Get the design and budget talking early
Plenty of renovations blow out because the design and the budget were never properly lined up. Decide early what you’re realistically spending, and design to it. A clear plan lets you see where the money’s best spent, where you can pull back, and where a small change avoids an expensive one. It also gives builders something precise to quote against, which removes a lot of the guesswork and the nasty surprises later.
Don’t underestimate a cohesive look
Renovations done room by room over time often end up feeling disjointed, like a few separate projects rather than one home. Even if you’re staging the work, it pays to plan the whole look up front: the materials, the colours, the finishes, the way each space relates to the next. A consistent thread running through the home is what makes a renovation feel considered rather than cobbled together.

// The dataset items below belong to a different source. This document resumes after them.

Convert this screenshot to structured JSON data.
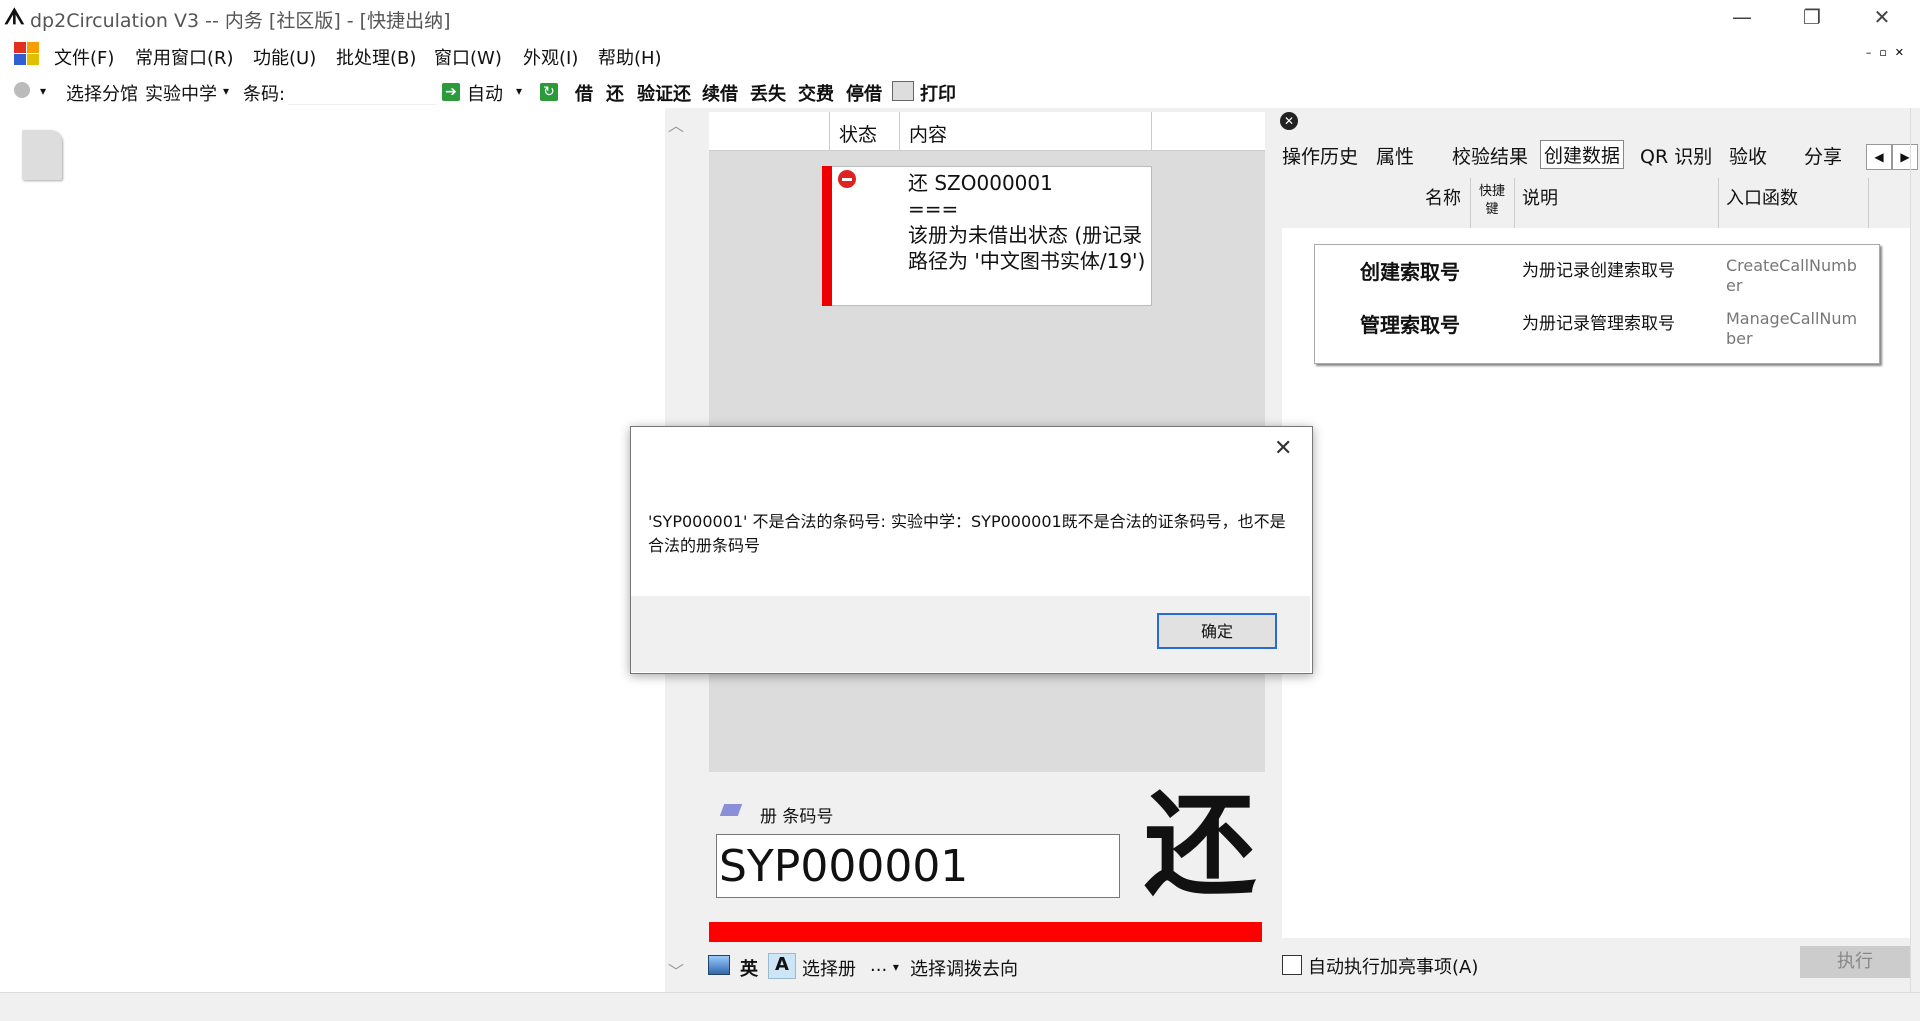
{
  "window": {
    "logo": "ᗑ",
    "title": "dp2Circulation V3 -- 内务 [社区版] - [快捷出纳]",
    "minimize": "—",
    "restore": "❐",
    "close": "✕"
  },
  "menu": [
    "文件(F)",
    "常用窗口(R)",
    "功能(U)",
    "批处理(B)",
    "窗口(W)",
    "外观(I)",
    "帮助(H)"
  ],
  "mdi_controls": "–▫✕",
  "toolbar": {
    "branch_prefix": "选择分馆",
    "branch_value": "实验中学",
    "barcode_label": "条码:",
    "auto": "自动",
    "actions": [
      "借",
      "还",
      "验证还",
      "续借",
      "丢失",
      "交费",
      "停借"
    ],
    "print": "打印"
  },
  "list": {
    "columns": [
      "状态",
      "内容"
    ],
    "result_lines": [
      "还 SZO000001",
      "===",
      "该册为未借出状态 (册记录路径为 '中文图书实体/19')"
    ]
  },
  "input": {
    "label": "册 条码号",
    "value": "SYP000001",
    "mode": "还"
  },
  "bottom": {
    "lang": "英",
    "font": "A",
    "select_volume": "选择册",
    "dots": "...",
    "select_transfer": "选择调拨去向"
  },
  "right": {
    "tabs": [
      "操作历史",
      "属性",
      "校验结果",
      "创建数据",
      "QR 识别",
      "验收",
      "分享"
    ],
    "active_tab": "创建数据",
    "nav_left": "◀",
    "nav_right": "▶",
    "columns": {
      "name": "名称",
      "shortcut": "快捷键",
      "desc": "说明",
      "entry": "入口函数"
    },
    "rows": [
      {
        "name": "创建索取号",
        "desc": "为册记录创建索取号",
        "fn": "CreateCallNumber"
      },
      {
        "name": "管理索取号",
        "desc": "为册记录管理索取号",
        "fn": "ManageCallNumber"
      }
    ],
    "auto_exec": "自动执行加亮事项(A)",
    "exec": "执行"
  },
  "dialog": {
    "message": "'SYP000001' 不是合法的条码号: 实验中学：SYP000001既不是合法的证条码号，也不是合法的册条码号",
    "ok": "确定",
    "close": "✕"
  }
}
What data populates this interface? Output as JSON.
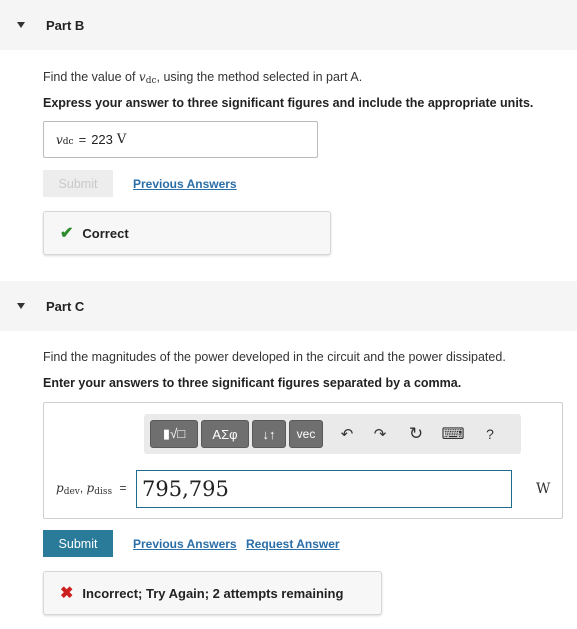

Bring in a professional for the design
You can manage plenty of a renovation yourself, but the design stage is where expertise really pays off. Getting the layout, the light and the flow right takes an eye that’s done it before. A specialist in renovation design services WA, who pulls the layout, the finishes and the budget into one coherent plan, will get the most from your space and flag the problems before they cost you. It’s far cheaper to get the design right on paper than to fix it once the walls are up.
A good renovation is mostly decided before the first wall comes down. Sort the layout, design around how you actually live, line the budget up early, and get a professional eye on the plan. Do that, and the finishes, the tiles and the taps become the easy, fun part rather than the thing holding it all together.